Syrian President Bashar al-Assad said last week that the Israelis struck a building site at Tall al-Abyad just south of the Turkish border on Sept. 6. Press reports from the region say witnesses saw the Israeli aircraft approach from the Mediterranean Sea while others said they found unmarked drop tanks in Turkey near the border with Syria. Israeli defense officials finally admitted Oct. 2 that the Israeli Air Force made the raid.

U.S. aerospace industry and retired military officials indicated the Israelis utilized a technology like the U.S.-developed "Suter" airborne network attack system developed by BAE Systems and integrated into U.S. unmanned aerial vehicle operations by L-3 Communications. Israel has long been adept at using unmanned systems to provoke and spoof Syrian surface-to-air missile (SAM) systems, as far back as the Bekka Valley engagements in 1982.

Air Force officials will often talk about jamming, but the term now involves increasingly sophisticated techniques such as network attack and information warfare. How many of their new electronic attack options were mixed and matched to pull off this raid is not known.

The U.S. version of the system has been at the very least tested operationally in Iraq and Afghanistan in the last year, most likely against insurgent communication networks. The technology allows users to invade communications networks, see what enemy sensors see and even take over as systems administrator so sensors can be manipulated into positions where approaching aircraft can't be seen, they say. The process involves locating enemy emitters with great precision and then directing data streams into them that can include false targets and misleading messages that allow a number of activities including control.

Clues, both good and unlikely, are found in Middle East press reports. At least one places some responsibility for the attack's success on the U.S.

After the strike, the Kuwaiti newspaper Al Watan reported that U.S. jets provided aerial cover for Israeli strike aircraft during the attack on Syria.
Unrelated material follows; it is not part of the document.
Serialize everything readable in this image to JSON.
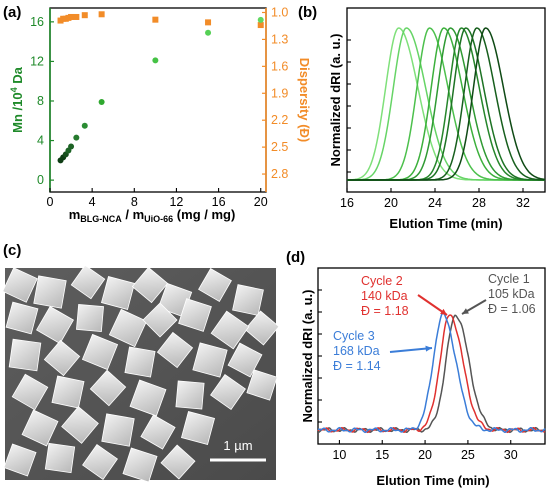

Similar statements of American involvement were made by Egyptian officials after the 1967 and 1973 wars with Israel.

More interesting is the newspaper's claim that "Russian experts are studying why the two state-of-the-art Russian-built radar systems in Syria did not detect the Israeli jets entering Syrian territory," it said. "Iran reportedly has asked the same question, since it is buying the same systems and might have paid for the Syrian acquisitions."